To request a presentation, call POST /verification/api/v1/{verification_service_id}/init with a payload containing a callback_url, state, and a verifications array. Each element in verifications references a verification template and may include an optional tx_code flag. The API responds with a presentation request URI and (if requested) a transaction code.

curl -X POST {{baseUrl}}/verification/api/v1/86/init -H "Authorization: Bearer {customer_api_token}"   -H "Content-Type: application/json"   -d '{
  "verifications": [
    {
      "template_id": 128
    },
    {
      "template_id": 125
    }
  ]
}'

It is possible to set up multiple credential presentations, as shown in the example above. Please note: The only operators who can invoke this API to verify credentials through this endpoint, are Service API operators.

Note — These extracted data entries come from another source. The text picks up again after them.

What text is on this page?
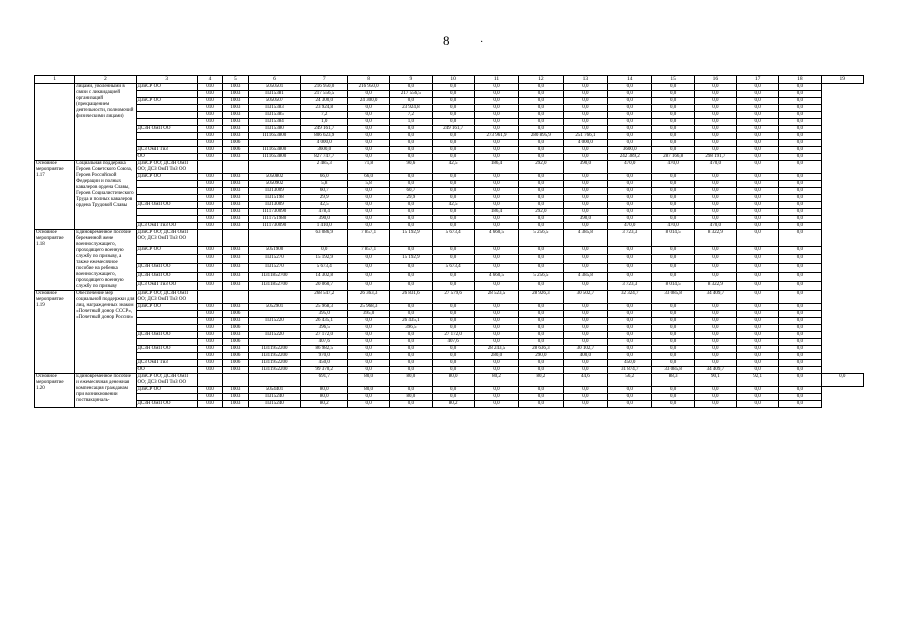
8	·
1	2	3	4	5	6	7	8	9	10	11	12	13	14	15	16	17	18	19
	лицами, уволенными в связи с ликвидацией организаций (прекращением деятельности, полномочий физическими лицами)	ДЗиСР ОО	010	1003	5050501	216 950,0	216 950,0	0,0	0,0	0,0	0,0	0,0	0,0	0,0	0,0	0,0	0,0	
			010	1003	П315381	217 556,5	0,0	217 556,5	0,0	0,0	0,0	0,0	0,0	0,0	0,0	0,0	0,0	
		ДЗиСР ОО	010	1003	5050507	24 300,0	24 300,0	0,0	0,0	0,0	0,0	0,0	0,0	0,0	0,0	0,0	0,0	
			010	1003	П315383	23 924,8	0,0	23 924,8	0,0	0,0	0,0	0,0	0,0	0,0	0,0	0,0	0,0	
			010	1003	П315385	7,2	0,0	7,2	0,0	0,0	0,0	0,0	0,0	0,0	0,0	0,0	0,0	
			010	1003	П315384	1,0	0,0	1,0	0,0	0,0	0,0	0,0	0,0	0,0	0,0	0,0	0,0	
		ДСЗН ОмП ОО	010	1003	П315380	249 161,7	0,0	0,0	249 161,7	0,0	0,0	0,0	0,0	0,0	0,0	0,0	0,0	
			010	1003	П11653800	806 623,9	0,0	0,0	0,0	273 961,9	280 895,9	251 766,1	0,0	0,0	0,0	0,0	0,0	
			010	1006		4 000,0	0,0	0,0	0,0	0,0	0,0	4 000,0	0,0	0,0	0,0	0,0	0,0	
		ДСЗ ОмП ТиЗ	010	1006	П11653800	3600,0	0,0	0,0	0,0	0,0	0,0	0,0	3600,0	0,0	0,0	0,0	0,0	
		ОО	010	1003	П11653800	827 747,7	0,0	0,0	0,0	0,0	0,0	0,0	242 389,2	287 166,8	298 191,7	0,0	0,0	
Основное мероприятие 1.17	Социальная поддержка Героев Советского Союза, Героев Российской Федерации и полных кавалеров ордена Славы, Героев Социалистического Труда и полных кавалеров ордена Трудовой Славы	ДЗиСР ОО; ДСЗН ОмП ОО; ДСЗ ОмП ТиЗ ОО				2 485,3	71,8	90,6	42,5	186,4	292,0	390,0	470,0	470,0	470,0	0,0	0,0	
		ДЗиСР ОО	010	1003	5050802	66,0	66,0	0,0	0,0	0,0	0,0	0,0	0,0	0,0	0,0	0,0	0,0	
			010	1003	5050902	5,8	5,8	0,0	0,0	0,0	0,0	0,0	0,0	0,0	0,0	0,0	0,0	
			010	1003	П313009	60,7	0,0	60,7	0,0	0,0	0,0	0,0	0,0	0,0	0,0	0,0	0,0	
			010	1003	П315198	29,9	0,0	29,9	0,0	0,0	0,0	0,0	0,0	0,0	0,0	0,0	0,0	
		ДСЗН ОмП ОО	010	1003	П313009	42,5	0,0	0,0	42,5	0,0	0,0	0,0	0,0	0,0	0,0	0,0	0,0	
			010	1003	П11730090	478,4	0,0	0,0	0,0	186,4	292,0	0,0	0,0	0,0	0,0	0,0	0,0	
			010	1003	П11751980	390,0	0,0	0,0	0,0	0,0	0,0	390,0	0,0	0,0	0,0	0,0	0,0	
		ДСЗ ОмП ТиЗ ОО	010	1003	П11730090	1 410,0	0,0	0,0	0,0	0,0	0,0	0,0	470,0	470,0	470,0	0,0	0,0	
Основное мероприятие 1.18	Единовременное пособие беременной жене военнослужащего, проходящего военную службу по призыву, а также ежемесячное пособие на ребенка военнослужащего, проходящего военную службу по призыву	ДЗиСР ОО; ДСЗН ОмП ОО; ДСЗ ОмП ТиЗ ОО				63 086,9	7 857,1	15 192,9	5 673,4	4 660,5	5 256,5	4 385,8	3 723,3	8 014,5	8 322,9	0,0	0,0	
		ДЗиСР ОО	010	1003	5051900	0,0	7 857,1	0,0	0,0	0,0	0,0	0,0	0,0	0,0	0,0	0,0	0,0	
			010	1003	П315270	15 192,9	0,0	15 192,9	0,0	0,0	0,0	0,0	0,0	0,0	0,0	0,0	0,0	
		ДСЗН ОмП ОО	010	1003	П315270	5 673,4	0,0	0,0	5 673,4	0,0	0,0	0,0	0,0	0,0	0,0	0,0	0,0	
		ДСЗН ОмП ОО	010	1003	П311852700	14 302,8	0,0	0,0	0,0	4 660,5	5 256,5	4 385,8	0,0	0,0	0,0	0,0	0,0	
		ДСЗ ОмП ТиЗ ОО	010	1003	П311852700	20 060,7	0,0	0,0	0,0	0,0	0,0	0,0	3 723,3	8 014,5	8 322,9	0,0	0,0	
Основное мероприятие 1.19	Обеспечение мер социальной поддержки для лиц, награжденных знаком «Почетный донор СССР», «Почетный донор России»	ДЗиСР ОО; ДСЗН ОмП ОО; ДСЗ ОмП ТиЗ ОО				268 547,2	26 363,3	26 831,6	27 579,6	28 523,5	28 926,3	30 502,7	32 324,7	33 085,8	34 409,7	0,0	0,0	
		ДЗиСР ОО	010	1003	5052901	25 968,3	25 968,3	0,0	0,0	0,0	0,0	0,0	0,0	0,0	0,0	0,0	0,0	
			010	1006		395,0	395,0	0,0	0,0	0,0	0,0	0,0	0,0	0,0	0,0	0,0	0,0	
			010	1003	П315220	26 435,1	0,0	26 435,1	0,0	0,0	0,0	0,0	0,0	0,0	0,0	0,0	0,0	
			010	1006		396,5	0,0	396,5	0,0	0,0	0,0	0,0	0,0	0,0	0,0	0,0	0,0	
		ДСЗН ОмП ОО	010	1003	П315220	27 172,0	0,0	0,0	27 172,0	0,0	0,0	0,0	0,0	0,0	0,0	0,0	0,0	
			010	1006		407,6	0,0	0,0	407,6	0,0	0,0	0,0	0,0	0,0	0,0	0,0	0,0	
		ДСЗН ОмП ОО	010	1003	П311952200	86 982,5	0,0	0,0	0,0	28 243,5	28 636,3	30 102,7	0,0	0,0	0,0	0,0	0,0	
			010	1006	П311952200	970,0	0,0	0,0	0,0	280,0	290,0	400,0	0,0	0,0	0,0	0,0	0,0	
		ДСЗ ОмП ТиЗ	010	1006	П311952200	450,0	0,0	0,0	0,0	0,0	0,0	0,0	450,0	0,0	0,0	0,0	0,0	
		ОО	010	1003	П311952200	99 370,2	0,0	0,0	0,0	0,0	0,0	0,0	31 874,7	33 085,8	34 409,7	0,0	0,0	
Основное мероприятие 1.20	Единовременное пособие и ежемесячная денежная компенсация гражданам при возникновении поствакциналь-	ДЗиСР ОО; ДСЗН ОмП ОО; ДСЗ ОмП ТиЗ ОО				691,7	80,0	80,0	80,0	80,2	80,2	44,6	56,2	88,3	90,1	92,1	0,0	0,0
		ДЗиСР ОО	010	1003	5054401	80,0	80,0	0,0	0,0	0,0	0,0	0,0	0,0	0,0	0,0	0,0	0,0	
			010	1003	П315240	80,0	0,0	80,0	0,0	0,0	0,0	0,0	0,0	0,0	0,0	0,0	0,0	
		ДСЗН ОмП ОО	010	1003	П315240	80,2	0,0	0,0	80,2	0,0	0,0	0,0	0,0	0,0	0,0	0,0	0,0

Create an Organization (Optional)

An organization groups services and operators. In the API it is referred to as a customer. Use POST /api/v1/customer/create/ to register a new organization. Each organization can have multiple sub-organizations.

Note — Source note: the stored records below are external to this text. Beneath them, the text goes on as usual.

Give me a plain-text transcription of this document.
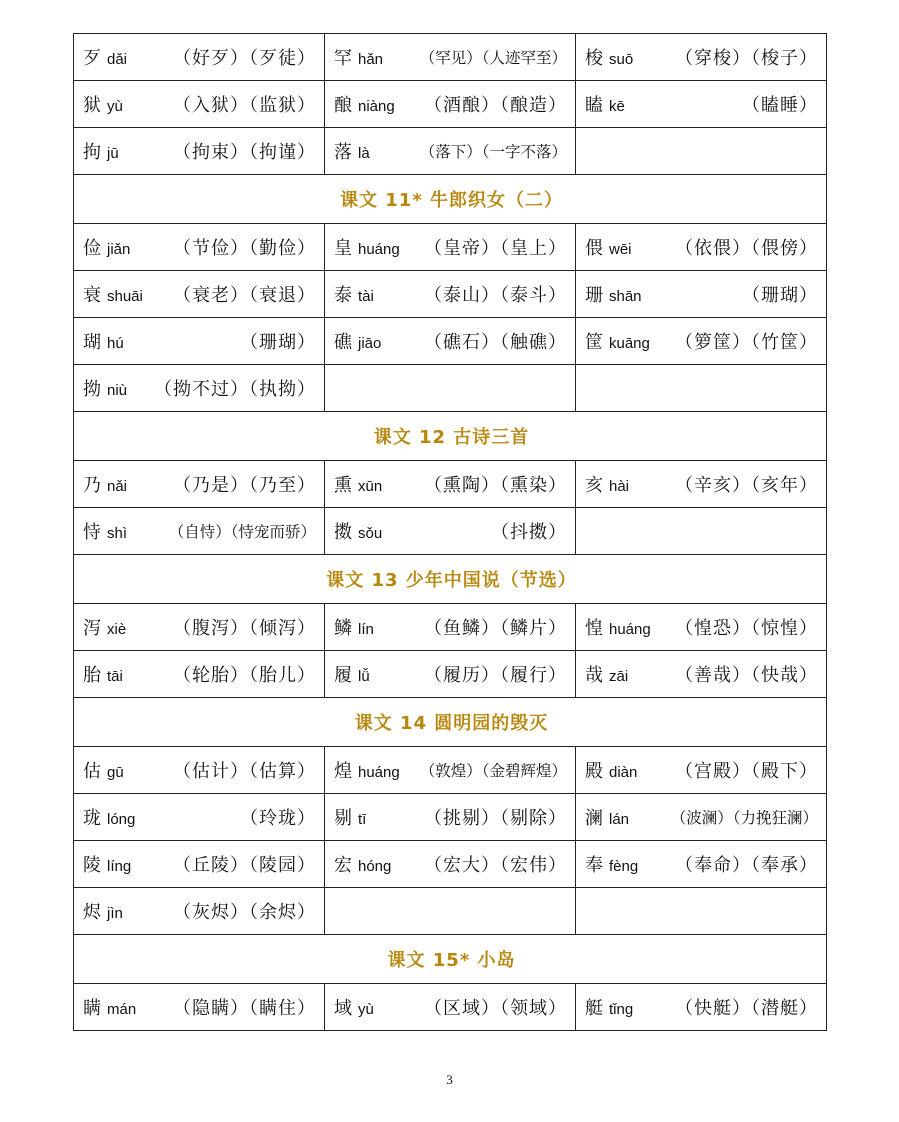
歹 dǎi （好歹）（歹徒）	罕 hǎn （罕见）（人迹罕至）	梭 suō （穿梭）（梭子）

狱 yù （入狱）（监狱）	酿 niàng （酒酿）（酿造）	瞌 kē （瞌睡）

拘 jū （拘束）（拘谨）	落 là （落下）（一字不落）	

课文 11* 牛郎织女（二）		
俭 jiǎn （节俭）（勤俭）	皇 huáng （皇帝）（皇上）	偎 wēi （依偎）（偎傍）

衰 shuāi （衰老）（衰退）	泰 tài （泰山）（泰斗）	珊 shān （珊瑚）

瑚 hú （珊瑚）	礁 jiāo （礁石）（触礁）	筐 kuāng （箩筐）（竹筐）

拗 niù （拗不过）（执拗）		

课文 12 古诗三首		
乃 nǎi （乃是）（乃至）	熏 xūn （熏陶）（熏染）	亥 hài （辛亥）（亥年）

恃 shì （自恃）（恃宠而骄）	擞 sǒu （抖擞）	

课文 13 少年中国说（节选）		
泻 xiè （腹泻）（倾泻）	鳞 lín （鱼鳞）（鳞片）	惶 huáng （惶恐）（惊惶）

胎 tāi （轮胎）（胎儿）	履 lǚ （履历）（履行）	哉 zāi （善哉）（快哉）

课文 14 圆明园的毁灭		
估 gū （估计）（估算）	煌 huáng （敦煌）（金碧辉煌）	殿 diàn （宫殿）（殿下）

珑 lóng （玲珑）	剔 tī （挑剔）（剔除）	澜 lán （波澜）（力挽狂澜）

陵 líng （丘陵）（陵园）	宏 hóng （宏大）（宏伟）	奉 fèng （奉命）（奉承）

烬 jìn （灰烬）（余烬）		

课文 15* 小岛		
瞒 mán （隐瞒）（瞒住）	域 yù （区域）（领域）	艇 tǐng （快艇）（潜艇）
3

The request body requires two fields:

• name – the organization name.
• status – the organization’s status; use 1 for Enabled and 2 for Disabled.
• parent - link the new organization to a parent organization, allowing hierarchical structures, as shown below.

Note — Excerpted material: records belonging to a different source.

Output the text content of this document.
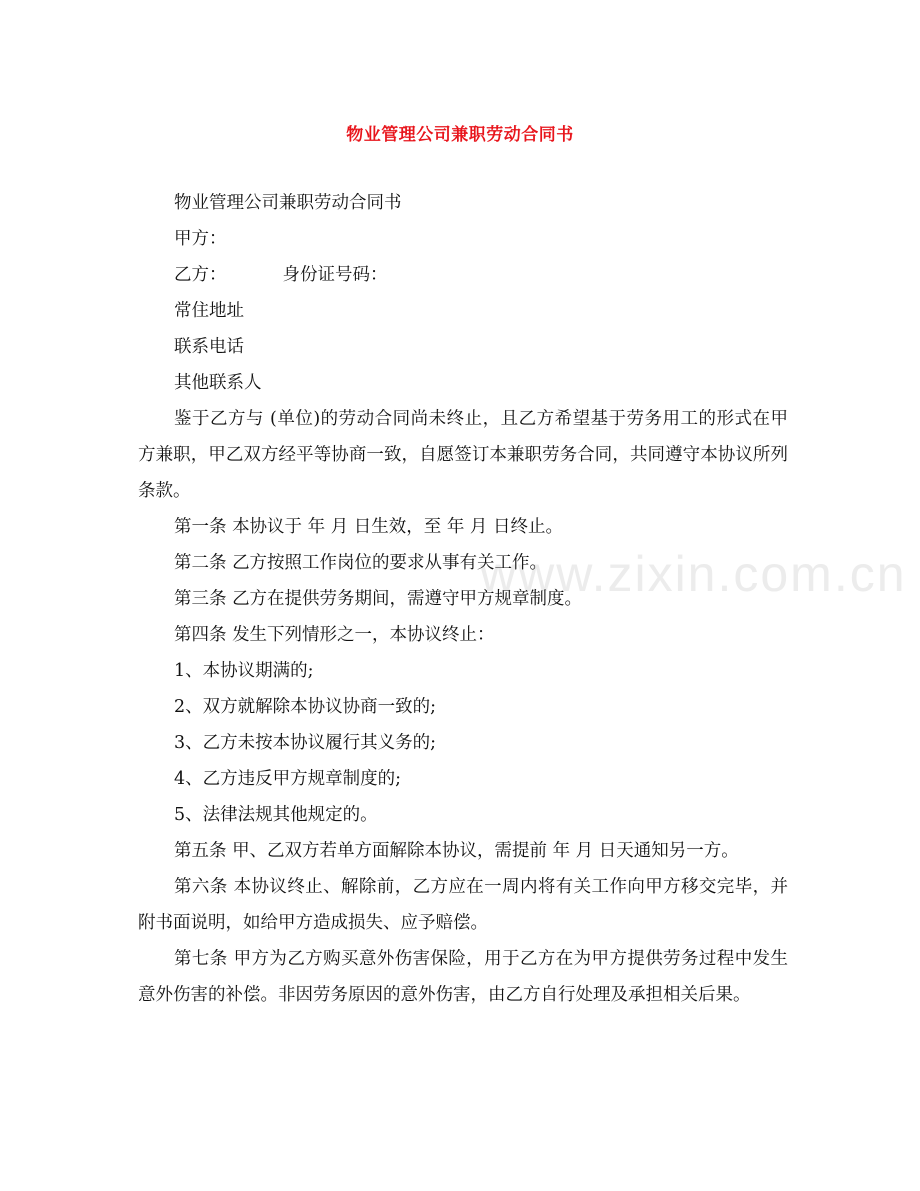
www.zixin.com.cn
物业管理公司兼职劳动合同书

物业管理公司兼职劳动合同书

甲方：

乙方：	身份证号码：

常住地址

联系电话

其他联系人

鉴于乙方与 (单位)的劳动合同尚未终止，且乙方希望基于劳务用工的形式在甲方兼职，甲乙双方经平等协商一致，自愿签订本兼职劳务合同，共同遵守本协议所列条款。

第一条 本协议于 年 月 日生效，至 年 月 日终止。

第二条 乙方按照工作岗位的要求从事有关工作。

第三条 乙方在提供劳务期间，需遵守甲方规章制度。

第四条 发生下列情形之一，本协议终止：

1、本协议期满的;

2、双方就解除本协议协商一致的;

3、乙方未按本协议履行其义务的;

4、乙方违反甲方规章制度的;

5、法律法规其他规定的。

第五条 甲、乙双方若单方面解除本协议，需提前 年 月 日天通知另一方。

第六条 本协议终止、解除前，乙方应在一周内将有关工作向甲方移交完毕，并附书面说明，如给甲方造成损失、应予赔偿。

第七条 甲方为乙方购买意外伤害保险，用于乙方在为甲方提供劳务过程中发生意外伤害的补偿。非因劳务原因的意外伤害，由乙方自行处理及承担相关后果。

Example – Creating an Organization

curl -X POST {base_url}/api/v1/customer/create/   -H "Authorization: Bearer {customer_api_token}"   -H "Content-Type: application/json"   -d '{
    "name": "Example Corp",
    "status": 1,
    "parent" : 3,
  }'

The response will return the new organization’s ID. You will need this ID to create templates and services.

Notes and Best Practices

• Authentication – All API calls must include an Authorization header with a Bearer token obtained from the operator’s api_token.
• Status values – Organizations and services use integer status codes: 1 for Enabled and 2 for Disabled. Keep resources disabled until they are fully configured.
• Roles – Choose the correct role for each operator. Organization‑API operators manage resources, whereas Service‑API operators initiate issuance and verification flows.
• Schemas – When defining credential or verification templates, use descriptive display names and specify the correct format (e.g., str, date, dict) for each attribute. Set required, optional and unique flags as needed.
• Callback URLs – Use a secure HTTPS endpoint for callbacks. For more information, see the Callback URLs documentation. The state parameter is useful for correlating asynchronous callbacks and mitigating CSRF attacks.

Illustrative Scenario – Alice, Bob and Charlie at Lorem Ipsum Bank

To better understand the flow, consider the following fictional example:

• Alice is the Organization Admin of Lorem Ipsum Bank. She has access to the web interface.
• Alice creates an Organization API Operator for Bob.
• Bob, using the API and the credentials provided by Alice, is responsible for creating resources such as credential templates, issuance services and verification templates.
• As part of the process, Bob creates a Service API Operator for Charlie.
• Charlie, with his Service API credentials, can then perform the operational tasks: issuing credentials to organizations and verifying them as required.

This setup illustrates a common division of responsibilities:

• Organization Admins set up the initial structure.
• Organization API Operators manage configurations via API.
• Service API Operators execute issuance and verification flows.

This example mirrors a typical deployment scenario for organizations implementing verifiable credential infrastructures.